RussellThor comments on The behavioral selection model for predicting AI motivations

RussellThor 14 Dec 2025 8:56 UTC
4 points
1
Many people have proposed different answers. Some predict that powerful AIs will learn to intrinsically pursue reward. Others respond by saying reward is not the optimization target, and instead reward “chisels” a combination of context-dependent cognitive patterns into the AI.
Increased self awareness could change this.
You can think of a scale, where rewards chiseling cognitive patterns is at one end. That is reward happens to the AI without it being aware that such a thing even exists. Think Alpha-go type AI. Then there is the AI knowing enough about reward to potentially pursue it, but not thinking further about what this means.
As others have said, not covered by this article are things like “self-evaluation via a self-model” or “A reflective self-modeling agent with internalized values.” Reflection replaces reward.
This is much more what people are like—whether I feel I am successful is a lot to do with my model of how I should be and do rather than the sum of external pleasure—pain for the day. For a creature that is self aware like that, other types of reward may be interpreted as hostile attack rather than reward. If someone was capable of making me feel strong pleasure or pain on demand then I would be more likely to avoid them at all costs, rather than make them press the “reward button” on me. If they could change/chisel my mental patterns without me knowing I would react with horror!
If self awareness increases naturally with capability (you can argue it will, a better architecture giving increased data efficiency applies to the self not just the environment, and GenAI would be a better agent with a better self model etc) then the first two types of reward would stop working they way they used to.
Reflection has been argued to be more efficient, the reward signal is too sparse etc so you need to make a self model to compare against and learn from. In other words to be successful, humans had to change in such a way.
So there may be a decision to actively dial down self awareness while keeping capabilities somehow, or go with the self reflection, with the AI consenting more fully and interpreting the potential reward signal as it sees fit.
What links here?
- Beliefs and position going into 2026 by RussellThor (8 Jan 2026 1:11 UTC; 5 points)
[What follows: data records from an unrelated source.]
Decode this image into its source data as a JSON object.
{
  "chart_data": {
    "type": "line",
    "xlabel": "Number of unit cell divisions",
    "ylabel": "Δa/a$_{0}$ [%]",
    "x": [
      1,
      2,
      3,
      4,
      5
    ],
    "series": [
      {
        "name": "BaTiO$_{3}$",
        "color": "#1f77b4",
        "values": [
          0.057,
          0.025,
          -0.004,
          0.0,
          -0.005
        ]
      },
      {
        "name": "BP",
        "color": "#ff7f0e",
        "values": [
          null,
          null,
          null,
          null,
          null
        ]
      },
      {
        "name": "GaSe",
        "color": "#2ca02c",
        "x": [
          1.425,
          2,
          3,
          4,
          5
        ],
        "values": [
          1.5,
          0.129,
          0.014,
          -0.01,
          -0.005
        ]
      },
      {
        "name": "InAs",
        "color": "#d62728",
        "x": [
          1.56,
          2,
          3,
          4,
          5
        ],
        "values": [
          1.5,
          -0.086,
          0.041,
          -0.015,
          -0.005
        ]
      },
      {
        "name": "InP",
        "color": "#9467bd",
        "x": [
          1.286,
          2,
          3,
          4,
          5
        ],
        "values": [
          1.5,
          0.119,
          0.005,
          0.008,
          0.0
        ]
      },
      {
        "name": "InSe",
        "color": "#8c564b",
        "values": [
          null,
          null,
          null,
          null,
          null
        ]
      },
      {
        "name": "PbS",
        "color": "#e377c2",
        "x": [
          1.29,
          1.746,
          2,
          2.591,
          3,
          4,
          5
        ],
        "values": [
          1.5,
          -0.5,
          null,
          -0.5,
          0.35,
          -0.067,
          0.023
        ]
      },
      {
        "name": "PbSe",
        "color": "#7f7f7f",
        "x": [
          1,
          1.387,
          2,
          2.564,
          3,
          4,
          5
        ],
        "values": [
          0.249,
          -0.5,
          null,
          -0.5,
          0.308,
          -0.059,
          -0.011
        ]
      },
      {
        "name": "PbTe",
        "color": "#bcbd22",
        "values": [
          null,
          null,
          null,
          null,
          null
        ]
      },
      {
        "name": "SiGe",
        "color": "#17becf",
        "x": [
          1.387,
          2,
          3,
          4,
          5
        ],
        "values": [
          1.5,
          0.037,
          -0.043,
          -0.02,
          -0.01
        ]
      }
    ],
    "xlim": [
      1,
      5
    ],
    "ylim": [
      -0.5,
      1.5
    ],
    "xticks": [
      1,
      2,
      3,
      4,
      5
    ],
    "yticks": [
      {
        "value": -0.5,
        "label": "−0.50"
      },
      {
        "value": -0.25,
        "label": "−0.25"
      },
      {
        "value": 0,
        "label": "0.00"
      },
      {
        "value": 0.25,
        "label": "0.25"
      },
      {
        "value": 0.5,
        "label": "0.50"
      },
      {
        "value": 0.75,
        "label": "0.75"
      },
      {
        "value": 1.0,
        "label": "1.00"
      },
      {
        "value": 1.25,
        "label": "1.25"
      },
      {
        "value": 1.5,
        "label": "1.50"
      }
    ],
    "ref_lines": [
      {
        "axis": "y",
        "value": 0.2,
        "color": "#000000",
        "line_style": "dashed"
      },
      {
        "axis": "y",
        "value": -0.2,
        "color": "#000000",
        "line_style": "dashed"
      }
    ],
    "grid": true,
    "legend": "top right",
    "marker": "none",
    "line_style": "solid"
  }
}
- RussellThor's comment on 2025-Era “Reward Hacking” Does Not Show that Reward Is the Optimization Target by TurnTrout (20 Dec 2025 0:27 UTC; 1 point)
- Steve Kommrusch 18 Dec 2025 4:40 UTC
  3 points
  1
  Parent
  Interesting—I too suspect that good world models will help with data efficiency. Even using the existing training paradigm where a lot of data is needed to get the generalization to work well, if an AI has a good internal world model it could generate usable synthetic examples for incremental training. For example, when a child sees a photo of some strange new animal from the side, the child likely surmises that the animal looks the same from the other side; if the photo only shows one eye, the child can imagine that looking head on into the animal’s face it will have 2 eyes, etc. Because the child has a rather reliable model of an ‘animal’, they can create reliable synthetic data for incremental training from a single picture.
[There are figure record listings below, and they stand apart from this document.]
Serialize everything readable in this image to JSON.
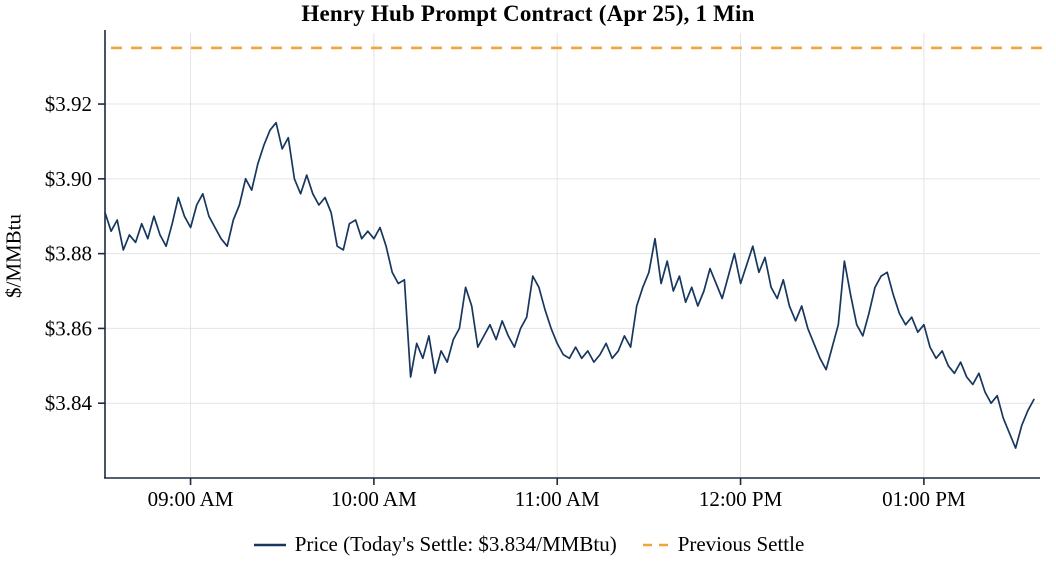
{
  "chart": {
    "title": "Henry Hub Prompt Contract (Apr 25), 1 Min",
    "ylabel": "$/MMBtu"
  },
  "legend": {
    "price": "Price (Today's Settle: $3.834/MMBtu)",
    "previous_settle": "Previous Settle"
  },
  "colors": {
    "price_line": "#17375E",
    "previous_settle_line": "#F0A43C",
    "grid": "#E4E4E4",
    "axis": "#1B2A41",
    "text": "#000000"
  },
  "chart_data": {
    "type": "line",
    "title": "Henry Hub Prompt Contract (Apr 25), 1 Min",
    "xlabel": "",
    "ylabel": "$/MMBtu",
    "grid": true,
    "legend_position": "bottom",
    "todays_settle": 3.834,
    "previous_settle": {
      "value": 3.935,
      "style": "dashed",
      "label": "Previous Settle"
    },
    "x_axis": {
      "unit": "minutes-since-midnight",
      "start_time": "08:32 AM",
      "end_time": "01:38 PM",
      "domain_minutes": [
        512,
        818
      ],
      "tick_minutes": [
        540,
        600,
        660,
        720,
        780
      ],
      "tick_labels": [
        "09:00 AM",
        "10:00 AM",
        "11:00 AM",
        "12:00 PM",
        "01:00 PM"
      ]
    },
    "y_axis": {
      "tick_values": [
        3.84,
        3.86,
        3.88,
        3.9,
        3.92
      ],
      "tick_labels": [
        "$3.84",
        "$3.86",
        "$3.88",
        "$3.90",
        "$3.92"
      ],
      "ylim": [
        3.82,
        3.939
      ]
    },
    "series": [
      {
        "name": "Price (Today's Settle: $3.834/MMBtu)",
        "interval": "1 Min (sampled ~2 min)",
        "x_start_minutes": 512,
        "x_step_minutes": 2,
        "values": [
          3.891,
          3.886,
          3.889,
          3.881,
          3.885,
          3.883,
          3.888,
          3.884,
          3.89,
          3.885,
          3.882,
          3.888,
          3.895,
          3.89,
          3.887,
          3.893,
          3.896,
          3.89,
          3.887,
          3.884,
          3.882,
          3.889,
          3.893,
          3.9,
          3.897,
          3.904,
          3.909,
          3.913,
          3.915,
          3.908,
          3.911,
          3.9,
          3.896,
          3.901,
          3.896,
          3.893,
          3.895,
          3.891,
          3.882,
          3.881,
          3.888,
          3.889,
          3.884,
          3.886,
          3.884,
          3.887,
          3.882,
          3.875,
          3.872,
          3.873,
          3.847,
          3.856,
          3.852,
          3.858,
          3.848,
          3.854,
          3.851,
          3.857,
          3.86,
          3.871,
          3.866,
          3.855,
          3.858,
          3.861,
          3.857,
          3.862,
          3.858,
          3.855,
          3.86,
          3.863,
          3.874,
          3.871,
          3.865,
          3.86,
          3.856,
          3.853,
          3.852,
          3.855,
          3.852,
          3.854,
          3.851,
          3.853,
          3.856,
          3.852,
          3.854,
          3.858,
          3.855,
          3.866,
          3.871,
          3.875,
          3.884,
          3.872,
          3.878,
          3.87,
          3.874,
          3.867,
          3.871,
          3.866,
          3.87,
          3.876,
          3.872,
          3.868,
          3.874,
          3.88,
          3.872,
          3.877,
          3.882,
          3.875,
          3.879,
          3.871,
          3.868,
          3.873,
          3.866,
          3.862,
          3.866,
          3.86,
          3.856,
          3.852,
          3.849,
          3.855,
          3.861,
          3.878,
          3.869,
          3.861,
          3.858,
          3.864,
          3.871,
          3.874,
          3.875,
          3.869,
          3.864,
          3.861,
          3.863,
          3.859,
          3.861,
          3.855,
          3.852,
          3.854,
          3.85,
          3.848,
          3.851,
          3.847,
          3.845,
          3.848,
          3.843,
          3.84,
          3.842,
          3.836,
          3.832,
          3.828,
          3.834,
          3.838,
          3.841
        ]
      }
    ]
  }
}
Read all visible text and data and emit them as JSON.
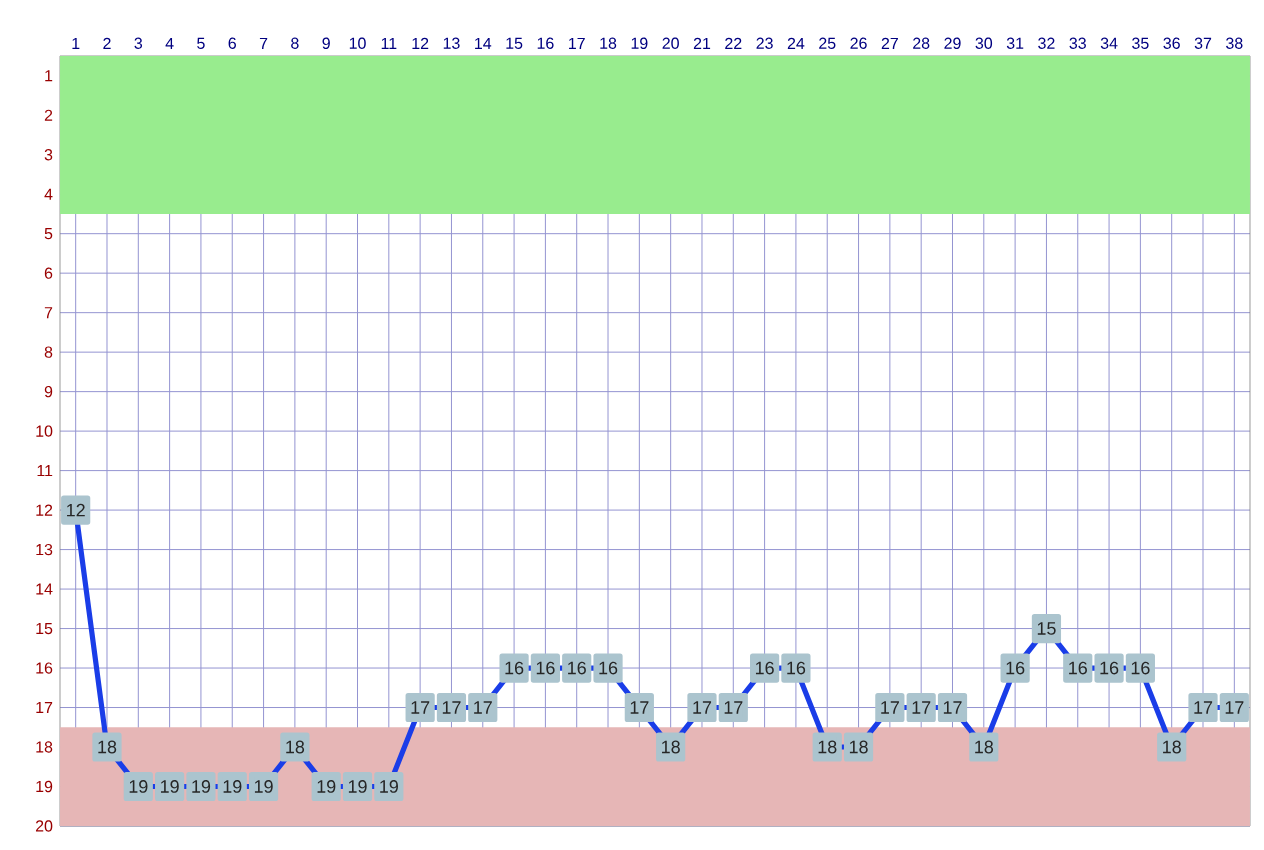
{
  "chart_data": {
    "type": "line",
    "x": [
      1,
      2,
      3,
      4,
      5,
      6,
      7,
      8,
      9,
      10,
      11,
      12,
      13,
      14,
      15,
      16,
      17,
      18,
      19,
      20,
      21,
      22,
      23,
      24,
      25,
      26,
      27,
      28,
      29,
      30,
      31,
      32,
      33,
      34,
      35,
      36,
      37,
      38
    ],
    "series": [
      {
        "color": "#1a3de8",
        "values": [
          12,
          18,
          19,
          19,
          19,
          19,
          19,
          18,
          19,
          19,
          19,
          17,
          17,
          17,
          16,
          16,
          16,
          16,
          17,
          18,
          17,
          17,
          16,
          16,
          18,
          18,
          17,
          17,
          17,
          18,
          16,
          15,
          16,
          16,
          16,
          18,
          17,
          17
        ]
      }
    ],
    "xlim": [
      0.5,
      38.5
    ],
    "ylim": [
      20,
      0.5
    ],
    "xticks": [
      1,
      2,
      3,
      4,
      5,
      6,
      7,
      8,
      9,
      10,
      11,
      12,
      13,
      14,
      15,
      16,
      17,
      18,
      19,
      20,
      21,
      22,
      23,
      24,
      25,
      26,
      27,
      28,
      29,
      30,
      31,
      32,
      33,
      34,
      35,
      36,
      37,
      38
    ],
    "yticks": [
      1,
      2,
      3,
      4,
      5,
      6,
      7,
      8,
      9,
      10,
      11,
      12,
      13,
      14,
      15,
      16,
      17,
      18,
      19,
      20
    ],
    "bands": [
      {
        "axis": "y",
        "from": 0.5,
        "to": 4.5,
        "color": "#98ec8e"
      },
      {
        "axis": "y",
        "from": 17.5,
        "to": 20,
        "color": "#e6b6b6"
      }
    ],
    "grid": true,
    "marker": "square",
    "data_labels": true,
    "line_style": "solid"
  }
}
  And I like your framing of having the internally generated reward be valuable for learning too. While I expect that reward is a composite of experience (enlightened self-interest, reading and discussion, etc) it can still be more important day-to-day than the external rewards received immediately. (I think this opens up a lot of philosophy—what are the ‘ultimate’ goals for your internal ethics and personally fulfilling rewards, etc. But I see your point).